San Andrés Patron Saint of Ajijic Festivities

2017-11-22T17:38:58+00:00

The Ajijic patron saint festivities are planned to run for two weeks, from Monday, November 20th through Friday, December 1st.

Not to miss a beat, the biggest event of the year in Ajijic – the San Andres Fiesta – starts the 20th! There will be morning, noon, and night cohetes (sky rockets), church bells. and possibly bands in the streets to announce the masses that will be held. Various processions will proceed from different neighborhoods on different days, at different times of the day, depending. Patron Saint Fiestas are funded and organized by different groups of the townspeople each day, and each will have their own unique presentation. Each night, there will be procession to the church at 6:30 for the 7 pm Mass. The last night of the fiesta is sponsored by the Absent Sons – those who have gone to the US to work and send money home to their families, and is always the biggest night of the fiesta with the plaza packed with young adults who haven’t seen each other in a while – a very joyous occasion.

Nov. 21 is the feast day of Saint Cecelia, patron of music, so there will be extra classical and other music performances at the church in the evening. The excitement gradually builds every night until the actual Feast Day of San Andres on November 29.

There will be street closures during the fiesta around the plaza and church to accommodate various vending stands and kids’ rides. The Calle Zaragoza bus will not be dropping into town; you’ll need to go to the carretera to catch the westbound bus.

Each night starting around 8 or 9 pm after the evening Mass, from the 20th to the 29th, the feast day of San Andres, there will be bands performing in the plaza for your dancing pleasure, food, drinks, rides, and a different castillo will be constructed and lit each night around 10:30 or 11 in front of the church along with with more fireworks. Castillos are structures like scaffolding which will be wired with many sizzling, spinning, sparkly things. They defy description – you simply have to see them; during the afternoons, they will be under construction by fearless young men – a fascinating sight to see in itself. Then the music and dancing usually continue past midnight.

The whole event is off the Richter scale of fun, especially at night. If you don’t live right in Ajijic, be aware that the above is the standard Patron Saint Fiesta routine for every Catholic Church and/or town in Mexico. These fiestas are attended by most of the people in town – all ages, from babies to kids, to teens and young adults, to parents and honored grandparents. There is wonderful family fun for people of all ages! Babies and toddlers often sleep in the plaza right in their parents’ arms while the bigger kids enjoy the festivities.

HISTORY

Andrew was the first disciple of Christ. He was originally a follower of John the Baptist but started to follow Jesus when John said “Behold the Lamb of God!” He brought his brother Simon (St. Peter) who also converted to Christ.

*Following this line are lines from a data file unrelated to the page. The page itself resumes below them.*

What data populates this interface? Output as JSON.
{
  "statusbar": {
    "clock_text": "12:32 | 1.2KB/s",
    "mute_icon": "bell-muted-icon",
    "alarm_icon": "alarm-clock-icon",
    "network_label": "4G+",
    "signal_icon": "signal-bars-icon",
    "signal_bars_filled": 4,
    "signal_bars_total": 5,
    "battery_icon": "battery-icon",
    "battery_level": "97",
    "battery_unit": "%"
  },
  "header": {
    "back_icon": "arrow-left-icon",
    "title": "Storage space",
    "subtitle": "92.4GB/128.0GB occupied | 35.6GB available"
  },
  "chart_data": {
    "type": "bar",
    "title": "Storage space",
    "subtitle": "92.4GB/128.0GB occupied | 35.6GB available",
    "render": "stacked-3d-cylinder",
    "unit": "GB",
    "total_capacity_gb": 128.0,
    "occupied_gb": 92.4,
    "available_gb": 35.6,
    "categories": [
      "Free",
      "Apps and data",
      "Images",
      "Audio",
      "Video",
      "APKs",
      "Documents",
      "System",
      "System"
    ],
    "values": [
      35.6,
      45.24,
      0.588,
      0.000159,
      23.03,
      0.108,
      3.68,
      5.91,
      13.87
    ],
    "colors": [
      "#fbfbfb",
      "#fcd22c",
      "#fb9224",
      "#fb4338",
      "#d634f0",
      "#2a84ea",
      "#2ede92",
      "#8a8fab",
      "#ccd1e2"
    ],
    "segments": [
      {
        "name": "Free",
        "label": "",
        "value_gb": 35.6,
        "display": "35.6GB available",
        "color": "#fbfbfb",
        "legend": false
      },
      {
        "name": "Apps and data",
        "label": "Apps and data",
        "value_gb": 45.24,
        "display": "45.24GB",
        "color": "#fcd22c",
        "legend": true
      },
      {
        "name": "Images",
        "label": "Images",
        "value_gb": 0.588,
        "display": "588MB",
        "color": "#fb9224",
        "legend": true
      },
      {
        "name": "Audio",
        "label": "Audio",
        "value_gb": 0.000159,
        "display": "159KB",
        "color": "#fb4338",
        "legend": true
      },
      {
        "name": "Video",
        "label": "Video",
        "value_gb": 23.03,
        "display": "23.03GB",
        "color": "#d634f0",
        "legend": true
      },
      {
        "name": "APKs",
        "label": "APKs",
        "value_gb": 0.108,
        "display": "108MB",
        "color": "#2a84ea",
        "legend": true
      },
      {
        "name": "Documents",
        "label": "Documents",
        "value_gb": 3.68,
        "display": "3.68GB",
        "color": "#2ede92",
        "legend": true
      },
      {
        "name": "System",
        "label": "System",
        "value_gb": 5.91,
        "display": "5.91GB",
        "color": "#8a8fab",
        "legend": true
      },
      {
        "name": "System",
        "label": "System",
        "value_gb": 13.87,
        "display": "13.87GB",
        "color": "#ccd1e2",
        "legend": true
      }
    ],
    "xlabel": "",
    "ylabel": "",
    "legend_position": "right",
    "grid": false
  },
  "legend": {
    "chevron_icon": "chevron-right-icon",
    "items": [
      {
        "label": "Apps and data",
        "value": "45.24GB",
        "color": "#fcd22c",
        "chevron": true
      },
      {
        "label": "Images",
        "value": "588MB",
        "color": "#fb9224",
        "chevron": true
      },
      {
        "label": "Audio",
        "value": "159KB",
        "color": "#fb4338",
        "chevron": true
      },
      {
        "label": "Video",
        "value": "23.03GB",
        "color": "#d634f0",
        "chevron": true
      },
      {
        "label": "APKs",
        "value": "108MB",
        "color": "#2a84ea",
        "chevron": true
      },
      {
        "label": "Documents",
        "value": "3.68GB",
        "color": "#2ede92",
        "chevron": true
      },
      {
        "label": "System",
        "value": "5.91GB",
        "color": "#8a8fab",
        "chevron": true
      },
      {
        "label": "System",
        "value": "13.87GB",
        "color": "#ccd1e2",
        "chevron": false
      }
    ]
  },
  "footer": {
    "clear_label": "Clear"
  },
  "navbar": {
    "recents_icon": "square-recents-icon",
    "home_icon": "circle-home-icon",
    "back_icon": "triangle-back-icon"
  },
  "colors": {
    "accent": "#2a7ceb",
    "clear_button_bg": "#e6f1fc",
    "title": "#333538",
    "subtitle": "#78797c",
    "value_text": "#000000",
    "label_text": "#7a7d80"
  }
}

Originally fishermen, the brothers were asked to follow Jesus full time and told they would be “fishers of men.” St Andrew went to Greece to preach the gospel after Christ was killed. He too was eventually crucified and was said to have suffered for two days on the cross. Andrew is the Patron Saint of both Scotland and Russia as well as the town of Ajijic in Mexico.

 

AJIJIC FIESTAS

The Ajijic fiestas happen from November 21th to the 30th each year, whose saint is San Andrés (Saint Andrew) and is celebrated on the last day. Each of the other days is taken by established guilds in town. Musicians, farmers, masons, absent children, gardeners, among others.
Each group is in charge of their day, thus complementing nine days of intense celebration in the town, each one giving it a special touch. The days begin with rockets in the morning and band music that continues during the day until night when the square is revived with more live music, food and drink stands, canelitas, cantaritos and the famous gorditas de nata, mechanical rides for all ages, varied vendors, and the castillo (a tower structure with firewoks) at the end, although the party usually continues until late hours.
Traditionally people used to walk around in the square where the women walked in one direction while the men walked in opposite direction and so it was a way to court women. If a boy liked a certain girl, on the way around he would offer her a flower hoping she would accept it. Nowadays people still walk around in the square although it is not like before, but it is still fun to go hang out, eat, drink, dance, and have a good time.
Nine days of celebration, rockets, music, food, and fun for the whole family!
This year the fiestas will continue until December 3!!